The need for architectural solutions to AI data privacy is not exclusive to large enterprises; smaller companies need it too. And, smaller companies can gain a competitive advantage by more rapidly implementing AI data privacy. Even companies that can’t afford to train their own LLMs can use data privacy vaults to de-identify sensitive data so they can use their datasets with public LLMs without having to fine-tune or train their own models.

However, AI data privacy can't be a band-aid solution. Companies need data privacy and security throughout the entire data lifecycle, including the LLM lifecycle – from data collection to model training and inference. 

A data privacy vault should sit between your data sources – training data, fine-tuning data, inference data – and your LLM, machine learning, and other infrastructure. Here's an overview:

  • A data privacy vault detects and protects sensitive data to prevent it from ending up in LLMs or machine learning tools, allowing you to use these tools without data privacy concerns. This detection can be based on identifying sensitive data types by their structure (as with SSNs), or using a company-defined sensitive data dictionary.
  • A vault stores sensitive data and provides pseudonymized stand-ins to LLMs. This means that LLMs only interact with tokens, keeping sensitive data secure. Alternatively, a vault lets you completely redact sensitive data (instead of tokenizing it) to keep it out of LLMs.
  • When LLMs provide output data, a data privacy vault can swap stand-ins for sensitive data elements, like a name or date of birth, safeguarding user data privacy without affecting the user experience.
  • With a vault, you can also create audit logs and delete sensitive data to ease compliance with data privacy laws and standards.
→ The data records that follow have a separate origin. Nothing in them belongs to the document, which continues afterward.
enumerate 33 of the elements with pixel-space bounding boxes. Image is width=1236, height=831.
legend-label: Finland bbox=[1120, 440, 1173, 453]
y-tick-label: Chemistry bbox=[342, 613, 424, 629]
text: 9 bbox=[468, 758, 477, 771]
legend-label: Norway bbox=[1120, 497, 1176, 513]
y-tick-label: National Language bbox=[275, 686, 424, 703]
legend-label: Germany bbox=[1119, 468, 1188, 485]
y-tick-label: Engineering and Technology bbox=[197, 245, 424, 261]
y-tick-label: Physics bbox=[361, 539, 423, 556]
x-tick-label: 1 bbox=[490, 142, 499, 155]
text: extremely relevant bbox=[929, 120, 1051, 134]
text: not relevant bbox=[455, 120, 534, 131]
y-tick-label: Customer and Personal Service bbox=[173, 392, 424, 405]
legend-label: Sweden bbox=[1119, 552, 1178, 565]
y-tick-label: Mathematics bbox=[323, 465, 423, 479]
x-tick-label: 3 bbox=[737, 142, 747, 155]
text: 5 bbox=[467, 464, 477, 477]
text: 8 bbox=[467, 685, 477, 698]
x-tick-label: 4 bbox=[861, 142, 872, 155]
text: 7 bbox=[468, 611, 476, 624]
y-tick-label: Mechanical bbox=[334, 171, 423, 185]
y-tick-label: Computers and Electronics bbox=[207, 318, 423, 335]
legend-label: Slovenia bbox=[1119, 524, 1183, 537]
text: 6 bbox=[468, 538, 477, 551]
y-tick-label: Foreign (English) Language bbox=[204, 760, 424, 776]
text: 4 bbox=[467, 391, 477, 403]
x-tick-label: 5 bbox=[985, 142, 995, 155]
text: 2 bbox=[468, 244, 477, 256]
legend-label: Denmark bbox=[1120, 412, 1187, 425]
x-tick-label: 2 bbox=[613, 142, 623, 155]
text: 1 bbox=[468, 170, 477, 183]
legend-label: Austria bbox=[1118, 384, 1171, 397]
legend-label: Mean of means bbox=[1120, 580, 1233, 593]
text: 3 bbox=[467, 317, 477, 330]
LLM Data Privacy for Healthcare

To illustrate the practical applications of a data privacy vault, let's consider the healthcare industry, where data privacy is regulated by laws like HIPAA in the US, and similar laws internationally.

Let's say you need to aggregate unstructured data, like doctor's notes in patient healthcare records, to train an LLM model for healthcare. To do this, you can detect and de-identify sensitive data with a vault and then feed de-identified data into an LLM for training purposes.

A HIPAA-compliant data privacy vault makes this easy because all identifying details are kept out of the LLM. After the model is trained, you can continue to use the data privacy vault to prevent sensitive data from entering the model during inference. Sensitive identifying information can be detected and stored in the vault, so only fully redacted placeholders make their way to the LLM.

Final Thoughts

We are still in the early days of generative AI. Your product team needs to find ways to harness this technology without risking damage to customer trust or noncompliance with data privacy regulations. You need to define the problems your team is hoping to solve with generative AI, instead of taking a reactive approach of adopting without proper safeguards AI because your competitors are.

The journey of integrating generative AI into your products and services should be guided by a commitment to data privacy, and the most effective data privacy solution available is a data privacy vault. As we navigate this evolving landscape, remember that trust and compliance are as essential as innovation and creativity, and you need all four to unlock the full potential of generative AI while safeguarding sensitive data.